Wandb’s group, run_id and run_name are automatically selected by Tune, but can be overwritten by filling out the respective configuration values.

Please see here for all other valid configuration settings: https://docs.wandb.ai/library/init

PublicAPI (alpha): This API is in alpha and may change before becoming stable.

setup_wandb#

ray.air.integrations.wandb.setup_wandb(config: Dict | None = None, api_key: str | None = None, api_key_file: str | None = None, rank_zero_only: bool = True, **kwargs) → wandb.wandb_run.Run | wandb.sdk.lib.disabled.RunDisabled[source]

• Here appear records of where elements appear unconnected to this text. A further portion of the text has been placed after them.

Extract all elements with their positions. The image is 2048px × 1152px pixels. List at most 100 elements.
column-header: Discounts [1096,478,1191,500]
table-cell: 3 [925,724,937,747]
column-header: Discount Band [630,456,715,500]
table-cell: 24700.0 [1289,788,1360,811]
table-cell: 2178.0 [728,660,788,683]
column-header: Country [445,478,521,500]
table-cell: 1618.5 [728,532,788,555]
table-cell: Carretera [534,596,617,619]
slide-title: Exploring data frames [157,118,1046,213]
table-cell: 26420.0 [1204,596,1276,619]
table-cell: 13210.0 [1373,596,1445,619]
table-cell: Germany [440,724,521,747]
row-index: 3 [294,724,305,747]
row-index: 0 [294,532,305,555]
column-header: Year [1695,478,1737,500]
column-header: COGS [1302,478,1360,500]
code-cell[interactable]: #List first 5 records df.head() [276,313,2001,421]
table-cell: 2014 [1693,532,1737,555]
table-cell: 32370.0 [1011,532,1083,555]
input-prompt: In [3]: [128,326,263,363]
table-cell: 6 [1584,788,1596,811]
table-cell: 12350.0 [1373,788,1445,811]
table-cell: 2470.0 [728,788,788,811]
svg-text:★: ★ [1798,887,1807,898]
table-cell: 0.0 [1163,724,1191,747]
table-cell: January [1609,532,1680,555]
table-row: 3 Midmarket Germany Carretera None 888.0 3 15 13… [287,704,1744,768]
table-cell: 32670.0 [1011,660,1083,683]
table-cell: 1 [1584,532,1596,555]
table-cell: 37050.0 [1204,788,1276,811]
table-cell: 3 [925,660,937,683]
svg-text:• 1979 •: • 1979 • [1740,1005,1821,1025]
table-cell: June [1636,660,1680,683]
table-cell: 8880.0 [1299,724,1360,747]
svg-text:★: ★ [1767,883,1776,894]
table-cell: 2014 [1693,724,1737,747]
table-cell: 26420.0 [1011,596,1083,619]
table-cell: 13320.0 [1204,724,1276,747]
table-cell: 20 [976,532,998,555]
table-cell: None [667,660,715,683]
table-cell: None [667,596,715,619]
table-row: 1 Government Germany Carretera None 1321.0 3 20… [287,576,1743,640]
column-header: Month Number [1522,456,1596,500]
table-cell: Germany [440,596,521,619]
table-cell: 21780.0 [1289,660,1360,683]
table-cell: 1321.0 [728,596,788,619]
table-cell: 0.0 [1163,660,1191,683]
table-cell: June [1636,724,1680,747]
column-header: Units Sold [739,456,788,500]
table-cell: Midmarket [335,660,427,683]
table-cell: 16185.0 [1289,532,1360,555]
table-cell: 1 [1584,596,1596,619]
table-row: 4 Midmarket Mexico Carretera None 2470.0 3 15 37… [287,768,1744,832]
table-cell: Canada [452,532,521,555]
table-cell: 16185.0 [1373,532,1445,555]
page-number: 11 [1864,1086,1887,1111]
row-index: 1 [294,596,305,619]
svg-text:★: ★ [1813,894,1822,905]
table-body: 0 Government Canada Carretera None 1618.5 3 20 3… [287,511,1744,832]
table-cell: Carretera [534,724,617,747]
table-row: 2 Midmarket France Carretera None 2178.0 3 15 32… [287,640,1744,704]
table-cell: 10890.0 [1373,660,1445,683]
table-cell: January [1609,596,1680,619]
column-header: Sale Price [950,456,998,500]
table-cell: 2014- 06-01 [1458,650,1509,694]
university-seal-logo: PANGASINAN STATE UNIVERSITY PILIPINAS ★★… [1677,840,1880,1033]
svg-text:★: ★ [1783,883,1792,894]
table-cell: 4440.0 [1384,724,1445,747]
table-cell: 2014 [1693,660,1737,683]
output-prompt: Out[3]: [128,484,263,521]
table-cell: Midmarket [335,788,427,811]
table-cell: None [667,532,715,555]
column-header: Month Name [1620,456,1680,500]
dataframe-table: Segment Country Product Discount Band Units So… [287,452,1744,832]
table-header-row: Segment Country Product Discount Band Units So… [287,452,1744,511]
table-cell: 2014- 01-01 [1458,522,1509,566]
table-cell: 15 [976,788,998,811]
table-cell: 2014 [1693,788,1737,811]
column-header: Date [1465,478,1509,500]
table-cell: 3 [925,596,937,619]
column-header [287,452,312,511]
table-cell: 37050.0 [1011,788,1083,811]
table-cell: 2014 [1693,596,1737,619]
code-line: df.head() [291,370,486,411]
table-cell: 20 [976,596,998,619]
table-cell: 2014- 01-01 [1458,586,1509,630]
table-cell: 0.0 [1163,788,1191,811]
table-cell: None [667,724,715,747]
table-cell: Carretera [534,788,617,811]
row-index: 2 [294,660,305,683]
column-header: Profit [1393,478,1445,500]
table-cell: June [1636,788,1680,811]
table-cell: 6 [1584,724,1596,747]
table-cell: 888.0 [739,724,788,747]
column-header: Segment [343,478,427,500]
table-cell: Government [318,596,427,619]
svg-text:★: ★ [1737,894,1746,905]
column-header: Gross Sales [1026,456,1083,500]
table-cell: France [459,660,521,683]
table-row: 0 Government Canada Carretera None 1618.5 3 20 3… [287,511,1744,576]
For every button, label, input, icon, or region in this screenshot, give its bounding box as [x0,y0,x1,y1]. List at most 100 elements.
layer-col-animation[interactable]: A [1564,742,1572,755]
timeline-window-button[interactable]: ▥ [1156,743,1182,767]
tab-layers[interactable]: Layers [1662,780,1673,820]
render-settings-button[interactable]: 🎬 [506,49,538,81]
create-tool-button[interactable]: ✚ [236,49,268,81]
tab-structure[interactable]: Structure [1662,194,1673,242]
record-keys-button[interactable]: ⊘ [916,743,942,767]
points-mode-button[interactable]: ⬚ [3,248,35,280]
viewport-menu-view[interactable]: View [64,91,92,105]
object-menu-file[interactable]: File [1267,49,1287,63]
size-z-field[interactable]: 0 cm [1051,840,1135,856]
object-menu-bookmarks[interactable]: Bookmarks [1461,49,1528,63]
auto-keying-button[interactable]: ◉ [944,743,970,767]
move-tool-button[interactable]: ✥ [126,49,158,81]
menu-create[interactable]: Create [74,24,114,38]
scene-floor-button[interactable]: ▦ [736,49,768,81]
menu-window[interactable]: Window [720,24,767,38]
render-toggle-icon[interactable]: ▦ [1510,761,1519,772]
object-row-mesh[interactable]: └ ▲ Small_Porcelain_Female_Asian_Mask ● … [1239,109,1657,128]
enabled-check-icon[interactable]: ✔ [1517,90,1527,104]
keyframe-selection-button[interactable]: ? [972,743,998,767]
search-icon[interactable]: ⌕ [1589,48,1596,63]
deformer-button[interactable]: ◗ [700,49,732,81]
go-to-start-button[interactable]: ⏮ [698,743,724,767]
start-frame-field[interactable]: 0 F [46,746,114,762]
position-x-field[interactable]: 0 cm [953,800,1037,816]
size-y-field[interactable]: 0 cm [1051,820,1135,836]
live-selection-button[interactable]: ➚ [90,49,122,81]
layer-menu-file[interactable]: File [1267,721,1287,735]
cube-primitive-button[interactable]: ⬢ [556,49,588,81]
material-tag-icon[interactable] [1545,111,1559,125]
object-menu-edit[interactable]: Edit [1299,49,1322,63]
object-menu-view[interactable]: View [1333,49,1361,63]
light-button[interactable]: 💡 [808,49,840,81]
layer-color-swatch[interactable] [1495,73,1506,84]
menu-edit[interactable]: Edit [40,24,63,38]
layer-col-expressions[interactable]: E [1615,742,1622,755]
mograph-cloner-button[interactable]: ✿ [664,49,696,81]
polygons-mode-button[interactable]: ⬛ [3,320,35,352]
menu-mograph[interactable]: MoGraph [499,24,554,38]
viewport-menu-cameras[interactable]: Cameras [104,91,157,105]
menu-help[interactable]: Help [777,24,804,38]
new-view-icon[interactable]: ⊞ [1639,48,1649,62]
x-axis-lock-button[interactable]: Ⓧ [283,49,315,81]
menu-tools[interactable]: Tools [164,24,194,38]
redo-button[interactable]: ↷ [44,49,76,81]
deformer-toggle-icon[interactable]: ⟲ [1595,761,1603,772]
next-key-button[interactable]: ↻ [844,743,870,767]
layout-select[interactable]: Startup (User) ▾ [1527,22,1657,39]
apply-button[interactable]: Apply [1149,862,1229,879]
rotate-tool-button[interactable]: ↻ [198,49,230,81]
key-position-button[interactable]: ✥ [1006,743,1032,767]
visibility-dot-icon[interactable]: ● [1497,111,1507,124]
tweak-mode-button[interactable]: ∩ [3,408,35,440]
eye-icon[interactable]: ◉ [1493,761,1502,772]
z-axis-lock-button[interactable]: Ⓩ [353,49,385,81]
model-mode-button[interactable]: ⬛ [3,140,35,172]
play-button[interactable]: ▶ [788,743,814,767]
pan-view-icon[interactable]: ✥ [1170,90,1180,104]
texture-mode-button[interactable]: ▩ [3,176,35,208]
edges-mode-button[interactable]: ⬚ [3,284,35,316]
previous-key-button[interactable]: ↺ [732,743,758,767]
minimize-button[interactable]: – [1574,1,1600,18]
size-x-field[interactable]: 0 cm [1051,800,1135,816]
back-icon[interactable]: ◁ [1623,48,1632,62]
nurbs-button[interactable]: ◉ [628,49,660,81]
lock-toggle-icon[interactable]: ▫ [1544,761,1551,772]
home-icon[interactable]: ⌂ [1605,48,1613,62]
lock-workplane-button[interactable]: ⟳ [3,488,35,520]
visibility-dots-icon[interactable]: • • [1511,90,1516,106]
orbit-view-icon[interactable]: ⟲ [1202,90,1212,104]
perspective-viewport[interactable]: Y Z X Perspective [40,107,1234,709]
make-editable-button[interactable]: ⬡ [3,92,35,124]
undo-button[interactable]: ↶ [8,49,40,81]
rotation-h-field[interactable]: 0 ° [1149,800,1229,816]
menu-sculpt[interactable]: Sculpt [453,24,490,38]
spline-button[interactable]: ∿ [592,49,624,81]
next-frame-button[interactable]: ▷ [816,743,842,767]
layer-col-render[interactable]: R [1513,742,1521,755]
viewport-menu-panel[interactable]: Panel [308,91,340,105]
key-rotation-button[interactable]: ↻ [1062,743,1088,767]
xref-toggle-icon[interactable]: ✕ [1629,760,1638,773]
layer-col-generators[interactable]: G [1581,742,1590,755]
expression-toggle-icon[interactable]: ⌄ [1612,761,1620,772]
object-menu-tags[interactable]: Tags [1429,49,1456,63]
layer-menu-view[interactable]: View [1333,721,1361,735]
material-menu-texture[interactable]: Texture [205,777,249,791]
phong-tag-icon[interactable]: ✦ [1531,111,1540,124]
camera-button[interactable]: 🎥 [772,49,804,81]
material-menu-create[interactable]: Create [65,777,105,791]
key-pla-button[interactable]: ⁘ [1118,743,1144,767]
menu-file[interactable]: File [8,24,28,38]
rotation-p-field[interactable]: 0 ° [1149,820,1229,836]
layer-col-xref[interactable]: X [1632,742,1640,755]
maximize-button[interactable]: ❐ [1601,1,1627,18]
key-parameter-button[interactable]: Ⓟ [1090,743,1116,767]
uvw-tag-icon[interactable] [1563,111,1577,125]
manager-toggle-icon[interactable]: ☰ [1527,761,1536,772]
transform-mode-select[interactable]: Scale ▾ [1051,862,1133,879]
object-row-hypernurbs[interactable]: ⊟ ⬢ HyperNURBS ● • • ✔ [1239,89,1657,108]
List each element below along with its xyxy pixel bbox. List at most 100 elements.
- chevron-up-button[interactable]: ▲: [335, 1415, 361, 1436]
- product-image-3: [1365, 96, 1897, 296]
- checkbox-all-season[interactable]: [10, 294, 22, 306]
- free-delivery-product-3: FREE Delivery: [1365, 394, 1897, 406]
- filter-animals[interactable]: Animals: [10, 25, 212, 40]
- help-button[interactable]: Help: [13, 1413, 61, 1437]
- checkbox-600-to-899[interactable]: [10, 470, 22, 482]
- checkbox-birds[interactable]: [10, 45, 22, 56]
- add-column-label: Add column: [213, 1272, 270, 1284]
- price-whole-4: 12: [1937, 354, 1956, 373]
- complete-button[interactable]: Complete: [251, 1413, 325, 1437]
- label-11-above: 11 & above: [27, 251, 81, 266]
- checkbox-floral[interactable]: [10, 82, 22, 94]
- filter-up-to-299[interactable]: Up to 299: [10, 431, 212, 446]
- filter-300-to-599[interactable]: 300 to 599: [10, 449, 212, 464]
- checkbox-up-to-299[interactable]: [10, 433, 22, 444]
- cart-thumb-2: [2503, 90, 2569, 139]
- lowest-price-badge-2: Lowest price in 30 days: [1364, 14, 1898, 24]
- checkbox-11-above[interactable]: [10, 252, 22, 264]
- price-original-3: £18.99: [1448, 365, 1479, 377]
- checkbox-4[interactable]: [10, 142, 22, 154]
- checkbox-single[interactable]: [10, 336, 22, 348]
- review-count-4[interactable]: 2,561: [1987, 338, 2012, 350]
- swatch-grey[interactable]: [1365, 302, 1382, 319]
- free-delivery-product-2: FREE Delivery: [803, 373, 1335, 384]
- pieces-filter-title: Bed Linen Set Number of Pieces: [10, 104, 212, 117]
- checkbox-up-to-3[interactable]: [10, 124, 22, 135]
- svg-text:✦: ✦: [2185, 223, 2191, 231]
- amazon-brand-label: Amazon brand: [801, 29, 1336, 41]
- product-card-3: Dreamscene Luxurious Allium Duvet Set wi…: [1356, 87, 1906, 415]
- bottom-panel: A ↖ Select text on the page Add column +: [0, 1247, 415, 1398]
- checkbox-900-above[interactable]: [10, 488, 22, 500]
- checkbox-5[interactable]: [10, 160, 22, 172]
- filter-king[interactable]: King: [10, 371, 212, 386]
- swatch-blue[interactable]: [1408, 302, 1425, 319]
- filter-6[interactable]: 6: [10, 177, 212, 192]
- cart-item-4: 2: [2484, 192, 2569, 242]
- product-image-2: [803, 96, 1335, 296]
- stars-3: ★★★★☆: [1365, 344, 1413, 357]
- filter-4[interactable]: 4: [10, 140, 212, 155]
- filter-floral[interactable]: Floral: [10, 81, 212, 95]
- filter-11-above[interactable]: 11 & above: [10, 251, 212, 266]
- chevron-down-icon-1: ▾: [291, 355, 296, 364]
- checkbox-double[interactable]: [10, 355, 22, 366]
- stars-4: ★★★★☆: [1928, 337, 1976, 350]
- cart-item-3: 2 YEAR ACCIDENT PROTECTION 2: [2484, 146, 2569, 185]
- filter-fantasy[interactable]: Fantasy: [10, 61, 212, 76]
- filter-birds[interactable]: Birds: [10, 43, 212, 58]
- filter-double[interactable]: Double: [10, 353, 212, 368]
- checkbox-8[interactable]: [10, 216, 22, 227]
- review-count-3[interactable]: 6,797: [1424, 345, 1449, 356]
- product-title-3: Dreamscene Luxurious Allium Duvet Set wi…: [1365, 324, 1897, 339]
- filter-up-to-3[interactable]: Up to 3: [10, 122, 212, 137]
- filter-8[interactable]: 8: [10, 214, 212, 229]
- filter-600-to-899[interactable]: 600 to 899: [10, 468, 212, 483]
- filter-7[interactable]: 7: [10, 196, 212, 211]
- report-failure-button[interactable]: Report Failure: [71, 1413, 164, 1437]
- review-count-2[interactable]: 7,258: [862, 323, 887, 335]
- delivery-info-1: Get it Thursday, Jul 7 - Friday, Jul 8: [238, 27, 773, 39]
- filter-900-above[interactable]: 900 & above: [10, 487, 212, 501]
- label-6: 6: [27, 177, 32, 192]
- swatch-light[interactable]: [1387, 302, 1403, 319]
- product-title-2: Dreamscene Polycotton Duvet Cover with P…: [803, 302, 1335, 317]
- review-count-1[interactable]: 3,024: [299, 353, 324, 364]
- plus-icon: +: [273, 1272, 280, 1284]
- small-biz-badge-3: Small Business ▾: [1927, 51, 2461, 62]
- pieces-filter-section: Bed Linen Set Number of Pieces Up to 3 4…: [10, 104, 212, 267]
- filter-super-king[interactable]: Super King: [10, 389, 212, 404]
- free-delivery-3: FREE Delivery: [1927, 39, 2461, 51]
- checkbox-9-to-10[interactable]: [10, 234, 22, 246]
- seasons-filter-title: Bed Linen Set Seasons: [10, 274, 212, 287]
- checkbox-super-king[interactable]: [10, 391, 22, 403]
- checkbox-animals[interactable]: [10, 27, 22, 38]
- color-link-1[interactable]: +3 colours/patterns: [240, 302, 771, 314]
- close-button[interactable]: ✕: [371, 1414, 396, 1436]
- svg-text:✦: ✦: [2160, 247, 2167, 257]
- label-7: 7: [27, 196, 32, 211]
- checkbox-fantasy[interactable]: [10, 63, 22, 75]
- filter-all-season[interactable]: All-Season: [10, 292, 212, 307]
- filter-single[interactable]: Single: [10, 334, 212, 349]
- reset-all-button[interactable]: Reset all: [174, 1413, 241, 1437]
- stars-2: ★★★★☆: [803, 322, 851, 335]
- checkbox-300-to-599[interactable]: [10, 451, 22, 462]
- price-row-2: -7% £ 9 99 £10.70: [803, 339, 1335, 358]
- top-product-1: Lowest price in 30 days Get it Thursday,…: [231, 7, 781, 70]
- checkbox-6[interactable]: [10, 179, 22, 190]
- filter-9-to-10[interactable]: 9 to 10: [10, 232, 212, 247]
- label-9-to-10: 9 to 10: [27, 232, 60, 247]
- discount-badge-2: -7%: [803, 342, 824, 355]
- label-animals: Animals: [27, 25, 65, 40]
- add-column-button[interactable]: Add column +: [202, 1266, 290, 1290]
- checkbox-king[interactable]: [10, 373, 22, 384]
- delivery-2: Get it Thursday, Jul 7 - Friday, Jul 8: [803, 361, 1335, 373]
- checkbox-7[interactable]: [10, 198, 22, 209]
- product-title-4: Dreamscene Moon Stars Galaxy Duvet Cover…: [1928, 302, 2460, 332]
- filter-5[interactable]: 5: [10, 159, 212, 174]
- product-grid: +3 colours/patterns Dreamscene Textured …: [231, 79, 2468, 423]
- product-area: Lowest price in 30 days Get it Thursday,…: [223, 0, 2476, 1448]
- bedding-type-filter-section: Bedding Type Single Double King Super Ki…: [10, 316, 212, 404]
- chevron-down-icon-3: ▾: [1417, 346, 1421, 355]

Set up a Weights & Biases session.

This function can be used to initialize a Weights & Biases session in a (distributed) training or tuning run.

By default, the run ID is the trial ID, the run name is the trial name, and the run group is the experiment name. These settings can be overwritten by passing the respective arguments as kwargs, which will be passed to wandb.init().

In distributed training with Ray Train, only the zero-rank worker will initialize wandb. All other workers will return a disabled run object, so that logging is not duplicated in a distributed run. This can be disabled by passing rank_zero_only=False, which will then initialize wandb in every training worker.

The config argument will be passed to Weights and Biases and will be logged as the run configuration.

If no API key or key file are passed, wandb will try to authenticate using locally stored credentials, created for instance by running wandb login.

Keyword arguments passed to setup_wandb() will be passed to wandb.init() and take precedence over any potential default settings.

Parameters:

config – Configuration dict to be logged to Weights and Biases. Can contain arguments for wandb.init() as well as authentication information.
api_key – API key to use for authentication with Weights and Biases.
api_key_file – File pointing to API key for with Weights and Biases.
rank_zero_only – If True, will return an initialized session only for the rank 0 worker in distributed training. If False, will initialize a session for all workers.
kwargs – Passed to wandb.init().

Example

from ray.air.integrations.wandb import setup_wandb

def training_loop(config):
    wandb = setup_wandb(config)
    # ...
    wandb.log({"loss": 0.123})

PublicAPI (alpha): This API is in alpha and may change before becoming stable.